Although he has three staff serving his needs – a chauffeur, a maid and a personal assistant, who live in the building and are on call at any hour of the day – San Khay makes his own breakfast, a bowl of nuts and fruit t
hat all but clatter on their way through the gut, they are so unpleasantly healthy. He dresses in his wardrobe room, itself lined with mirrors, and again it is not vanity that leaves his reflection stretched out to infinity around him, but the monitoring of an impression. When San Khay goes to work, he is not merely selling his product, he is selling himself. He wears a black suit with polished black shoes and does up every button of his smart pink shirt, his only flash of colour, to hide every trace of ink on his skin. He combs his dark hair slicked back, but shaves only on Wednesday and Monday, since his beard grows at a snail’s pace anyway and he has very sensitive skin.
All this takes him no more than half an hour.
At 7 a.m. he leaves the penthouse. His chauffeur has his car – a long, black but otherwise anonymous Mercedes – waiting down in the car park. He seems to prefer it if his lover of the night does not wake before his departure, as that saves embarrassing goodbyes, but instead leaves orders with the maid, Sally, to make sure his companion has everything he wishes and is treated with the utmost courtesy, before he is shown out.

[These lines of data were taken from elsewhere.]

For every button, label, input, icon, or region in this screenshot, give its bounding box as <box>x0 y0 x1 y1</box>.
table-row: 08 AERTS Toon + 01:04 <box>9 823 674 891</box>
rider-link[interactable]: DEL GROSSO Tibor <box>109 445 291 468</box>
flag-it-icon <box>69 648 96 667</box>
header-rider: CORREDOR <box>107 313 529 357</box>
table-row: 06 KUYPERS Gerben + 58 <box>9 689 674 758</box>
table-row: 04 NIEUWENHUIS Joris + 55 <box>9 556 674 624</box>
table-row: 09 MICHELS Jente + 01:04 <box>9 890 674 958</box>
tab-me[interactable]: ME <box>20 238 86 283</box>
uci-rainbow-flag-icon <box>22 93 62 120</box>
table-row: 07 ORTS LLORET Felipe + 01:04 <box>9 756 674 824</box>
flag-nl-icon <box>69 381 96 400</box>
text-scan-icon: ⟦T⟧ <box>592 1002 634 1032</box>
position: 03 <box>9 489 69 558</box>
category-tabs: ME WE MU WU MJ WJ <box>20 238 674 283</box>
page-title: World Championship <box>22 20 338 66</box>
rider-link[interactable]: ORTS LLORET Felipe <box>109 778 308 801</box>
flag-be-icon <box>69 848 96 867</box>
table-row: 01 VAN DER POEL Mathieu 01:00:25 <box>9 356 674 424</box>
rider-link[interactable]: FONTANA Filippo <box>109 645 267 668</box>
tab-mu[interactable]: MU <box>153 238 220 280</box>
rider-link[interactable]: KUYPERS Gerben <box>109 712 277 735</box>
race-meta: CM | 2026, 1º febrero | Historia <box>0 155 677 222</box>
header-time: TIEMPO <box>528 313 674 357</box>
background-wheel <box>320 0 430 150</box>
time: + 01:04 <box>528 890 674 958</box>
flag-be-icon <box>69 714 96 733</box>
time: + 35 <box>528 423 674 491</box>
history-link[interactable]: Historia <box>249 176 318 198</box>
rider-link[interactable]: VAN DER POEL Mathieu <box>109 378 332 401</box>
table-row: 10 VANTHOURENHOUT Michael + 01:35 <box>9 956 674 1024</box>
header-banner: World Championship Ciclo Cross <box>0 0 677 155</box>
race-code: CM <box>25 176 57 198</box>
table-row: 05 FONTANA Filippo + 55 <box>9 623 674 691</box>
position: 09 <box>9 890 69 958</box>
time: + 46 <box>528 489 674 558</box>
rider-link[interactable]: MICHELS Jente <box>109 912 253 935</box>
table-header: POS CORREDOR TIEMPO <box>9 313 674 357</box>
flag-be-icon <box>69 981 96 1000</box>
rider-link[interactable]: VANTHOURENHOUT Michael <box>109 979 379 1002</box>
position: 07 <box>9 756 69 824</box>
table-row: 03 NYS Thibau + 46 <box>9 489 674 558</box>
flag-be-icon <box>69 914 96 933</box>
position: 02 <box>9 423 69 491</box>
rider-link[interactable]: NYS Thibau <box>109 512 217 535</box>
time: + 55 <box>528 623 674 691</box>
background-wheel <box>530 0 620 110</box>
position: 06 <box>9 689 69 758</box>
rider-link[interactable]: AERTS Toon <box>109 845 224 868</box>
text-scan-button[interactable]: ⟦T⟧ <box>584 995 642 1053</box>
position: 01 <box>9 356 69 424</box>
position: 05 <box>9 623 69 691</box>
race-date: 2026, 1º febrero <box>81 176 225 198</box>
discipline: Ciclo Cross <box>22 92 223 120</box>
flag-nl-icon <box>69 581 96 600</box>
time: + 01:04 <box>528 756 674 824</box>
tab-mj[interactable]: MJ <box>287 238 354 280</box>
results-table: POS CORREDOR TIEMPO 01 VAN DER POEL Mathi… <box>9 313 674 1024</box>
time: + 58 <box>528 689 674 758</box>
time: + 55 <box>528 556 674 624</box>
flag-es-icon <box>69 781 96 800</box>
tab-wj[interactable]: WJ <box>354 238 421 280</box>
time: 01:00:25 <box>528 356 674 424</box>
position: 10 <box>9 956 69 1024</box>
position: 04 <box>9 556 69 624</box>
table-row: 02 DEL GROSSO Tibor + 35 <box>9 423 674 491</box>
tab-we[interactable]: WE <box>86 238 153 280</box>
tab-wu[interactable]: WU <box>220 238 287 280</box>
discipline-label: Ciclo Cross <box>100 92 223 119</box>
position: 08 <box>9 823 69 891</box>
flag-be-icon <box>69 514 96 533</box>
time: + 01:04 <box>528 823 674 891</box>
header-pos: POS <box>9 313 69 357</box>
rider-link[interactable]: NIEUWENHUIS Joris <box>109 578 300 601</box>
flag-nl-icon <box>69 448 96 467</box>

By 7.30 a.m. San Khay is at his desk, having beaten the early-morning traffic and everyone else in his office. New members of his company often attempt to beat San and turn up before he does, but find that more than a few weeks of working 7.30 a.m. to 8.30 p.m. in order to impress their boss, and be in before and out after his working hours, is beyond human endurance. The more courageous ask how he does it, but he merely smiles and assures them that he drinks a lot of water.
His office is in the heart of the City, in that area just off Bishopsgate where the giant glass towers of the megacorporations loom over the traditional guildhalls and converted old mansions of their lawyers and clerical providers. Certain names appear on every street corner as regularly as the Corporation of London bollards – Merrill Lynch, PricewaterhouseCoopers, Morgan Stanley, the National Westminster, Saudi Arabia, Credit Suisse – the bankers of the City and their lawyers, compressed into a space no more than a mile wide, within easy walking distance of each other and their favourite sandwich bars for lunch.